Wanderlust Scarlett said...

Where did this ideal come from?
I am so unaccustomed to hearing men speak this way, or believe as you do.

I am curious about it's origin in your life. Please indulge me and post about it.

I wish more men saw women as equals, at the very least.

Scarlett & Viaggiatore

Eastcoastdweller said...

Scarlette: Who can truly nail down when a love began?

-- at what moment they first realized that warm spring earth in their hands and green things growing would delight them for the rest of their lives;

that Italian food would forever launch them into gustatory ecstasy;

that a frightened animal could move them to tears; that the peak of a mountain was where they always wanted to be?

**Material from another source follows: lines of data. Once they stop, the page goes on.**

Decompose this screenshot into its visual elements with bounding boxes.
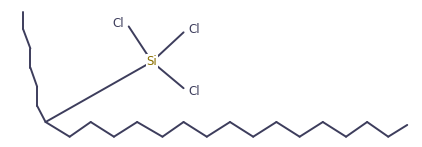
Text: Cl: Cl xyxy=(188,85,200,98)
Text: Si: Si xyxy=(146,55,157,68)
Text: Cl: Cl xyxy=(188,23,200,36)
Text: Cl: Cl xyxy=(112,17,124,30)
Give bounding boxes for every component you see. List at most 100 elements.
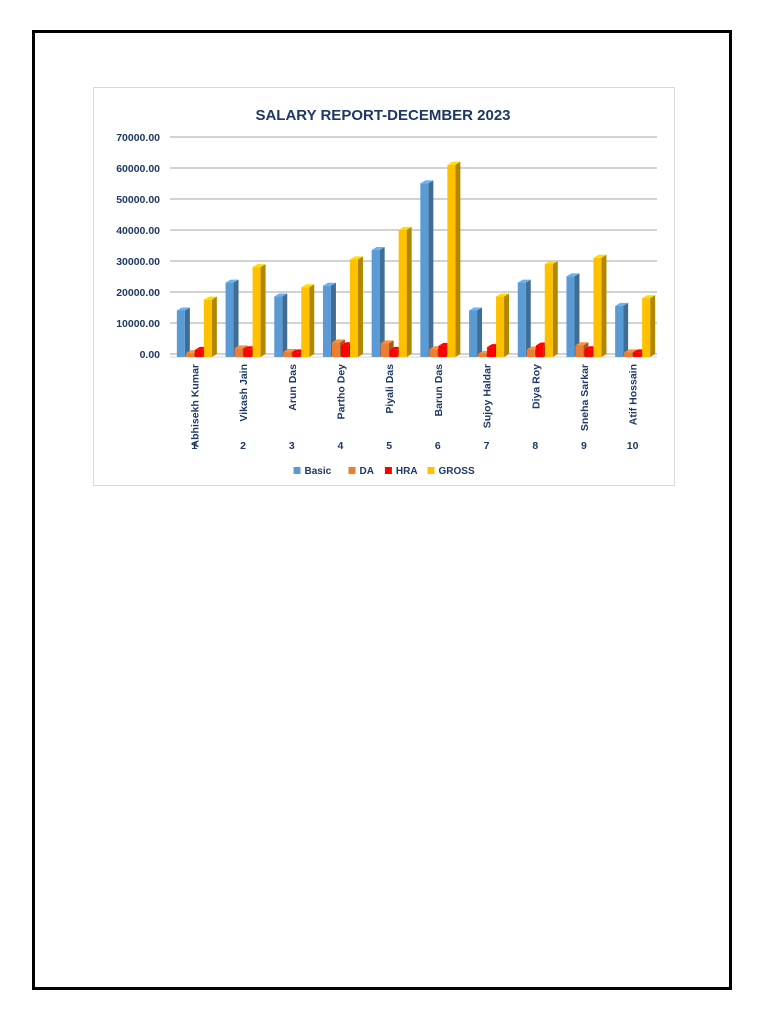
legend-label: HRA bbox=[396, 466, 418, 477]
bar-side bbox=[455, 161, 461, 357]
bar-basic-3 bbox=[274, 293, 288, 357]
page-border bbox=[32, 30, 732, 990]
bar-gross-8 bbox=[544, 261, 558, 357]
bar-front bbox=[243, 349, 252, 357]
x-category-label: Sneha Sarkar bbox=[579, 364, 591, 431]
bar-top bbox=[566, 273, 580, 277]
bar-front bbox=[194, 349, 203, 357]
legend-swatch bbox=[348, 467, 356, 474]
bar-front bbox=[544, 264, 553, 357]
bar-side bbox=[477, 307, 483, 357]
bars bbox=[176, 161, 656, 357]
bar-front bbox=[252, 267, 261, 357]
bar-top bbox=[301, 284, 315, 288]
x-category-number: 9 bbox=[581, 440, 587, 452]
bar-front bbox=[526, 349, 535, 357]
legend-swatch bbox=[427, 467, 435, 474]
x-category-label: Abhisekh Kumar bbox=[189, 364, 201, 447]
bar-front bbox=[487, 347, 496, 357]
bar-side bbox=[260, 264, 266, 357]
bar-front bbox=[535, 345, 544, 357]
x-category-label: Sujoy Haldar bbox=[482, 364, 494, 428]
bar-side bbox=[650, 295, 656, 357]
chart-canvas: SALARY REPORT-DECEMBER 2023 0.00 10000.00… bbox=[116, 107, 657, 477]
bar-top bbox=[176, 307, 190, 311]
x-category-label: Arun Das bbox=[287, 364, 299, 411]
salary-chart: SALARY REPORT-DECEMBER 2023 0.00 10000.00… bbox=[93, 87, 675, 486]
bar-basic-2 bbox=[225, 279, 239, 357]
bar-front bbox=[185, 353, 194, 357]
bar-front bbox=[234, 348, 243, 357]
x-category-number: 7 bbox=[484, 440, 490, 452]
bar-top bbox=[517, 279, 531, 283]
bar-basic-6 bbox=[420, 180, 434, 357]
bar-front bbox=[176, 310, 185, 357]
bar-front bbox=[322, 285, 331, 357]
bar-basic-4 bbox=[322, 282, 336, 357]
bar-side bbox=[406, 226, 412, 357]
bar-gross-4 bbox=[349, 256, 363, 357]
bar-basic-10 bbox=[615, 302, 629, 357]
bar-gross-7 bbox=[496, 293, 510, 357]
bar-front bbox=[203, 299, 212, 357]
bar-side bbox=[379, 247, 385, 357]
bar-gross-10 bbox=[642, 295, 656, 357]
bar-side bbox=[574, 273, 580, 357]
bar-front bbox=[447, 164, 456, 357]
bar-top bbox=[380, 340, 394, 344]
bar-top bbox=[469, 307, 483, 311]
bar-top bbox=[371, 247, 385, 251]
bar-front bbox=[593, 257, 602, 357]
bar-top bbox=[624, 349, 638, 353]
bar-front bbox=[380, 343, 389, 357]
bar-front bbox=[469, 310, 478, 357]
bar-front bbox=[274, 296, 283, 357]
bar-gross-6 bbox=[447, 161, 461, 357]
y-tick-label: 30000.00 bbox=[116, 256, 160, 268]
bar-front bbox=[283, 352, 292, 357]
bar-front bbox=[615, 305, 624, 357]
y-tick-label: 20000.00 bbox=[116, 287, 160, 299]
y-tick-label: 0.00 bbox=[140, 349, 161, 361]
bar-side bbox=[330, 282, 336, 357]
y-tick-label: 70000.00 bbox=[116, 132, 160, 144]
x-category-number: 10 bbox=[627, 440, 639, 452]
bar-front bbox=[331, 342, 340, 357]
bar-front bbox=[478, 353, 487, 357]
legend-label: Basic bbox=[305, 466, 332, 477]
bar-basic-8 bbox=[517, 279, 531, 357]
y-axis-ticks: 0.00 10000.00 20000.00 30000.00 40000.00 5000… bbox=[116, 132, 160, 361]
x-category-number: 3 bbox=[289, 440, 295, 452]
bar-front bbox=[340, 345, 349, 357]
bar-side bbox=[233, 279, 239, 357]
bar-top bbox=[575, 342, 589, 346]
bar-front bbox=[349, 259, 358, 357]
gridlines bbox=[170, 136, 657, 358]
y-tick-label: 50000.00 bbox=[116, 194, 160, 206]
bar-top bbox=[322, 282, 336, 286]
bar-top bbox=[420, 180, 434, 184]
x-category-label: Piyali Das bbox=[384, 364, 396, 414]
bar-basic-9 bbox=[566, 273, 580, 357]
legend-item-basic: Basic bbox=[293, 466, 332, 477]
bar-basic-1 bbox=[176, 307, 190, 357]
legend-item-gross: GROSS bbox=[427, 466, 475, 477]
y-tick-label: 40000.00 bbox=[116, 225, 160, 237]
bar-top bbox=[447, 161, 461, 165]
bar-top bbox=[642, 295, 656, 299]
bar-gross-1 bbox=[203, 296, 217, 357]
bar-front bbox=[371, 250, 380, 357]
bar-front bbox=[517, 282, 526, 357]
bar-basic-5 bbox=[371, 247, 385, 357]
bar-top bbox=[349, 256, 363, 260]
legend: Basic DA HRA GROSS bbox=[293, 466, 475, 477]
bar-front bbox=[633, 352, 642, 357]
legend-swatch bbox=[384, 467, 392, 474]
legend-item-da: DA bbox=[348, 466, 374, 477]
x-category-number: 1 bbox=[191, 440, 197, 452]
x-category-number: 2 bbox=[240, 440, 246, 452]
x-category-number: 8 bbox=[532, 440, 538, 452]
bar-side bbox=[552, 261, 558, 357]
y-tick-label: 10000.00 bbox=[116, 318, 160, 330]
bar-top bbox=[203, 296, 217, 300]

I can never remember a time in my life when I didn't enjoy Female company, not even in my pre-teen years.

I loved a sweet Girl named Laura in pre-school; an earthworm-stomping vixen named Emma in third grade and a sweetie pie named Ann sometime after that; a fifth grade artist named Dawn; and then, sometime around twelve, I truly awoke to the wonder of Woman and have never looked back.

I can remember looking at a magazine -- a church magazine, of all things, one particular day and suddenly being amazed by the beauty of the Female faces sprinkled through its pages, as if I had never seen such a thing before.

My feelings in those teen years were incredibly intense but I kept them to myself for the most part.

If You will not think me insane, I will note that I collected scraps of litter thrown away by my Female classmates' hands, stray strands of Their hair that drifted floor-wards after a good brushing -- even took note of the grassy spot where a lovely young Lady on my cross country team spit once during the exertion of a long run and -- well, perhaps I should restrain myself before I start to sound scary.

Ironically, I bottled up my feelings so tightly that a male friend of mine once asked, in all seriousness, if I was gay.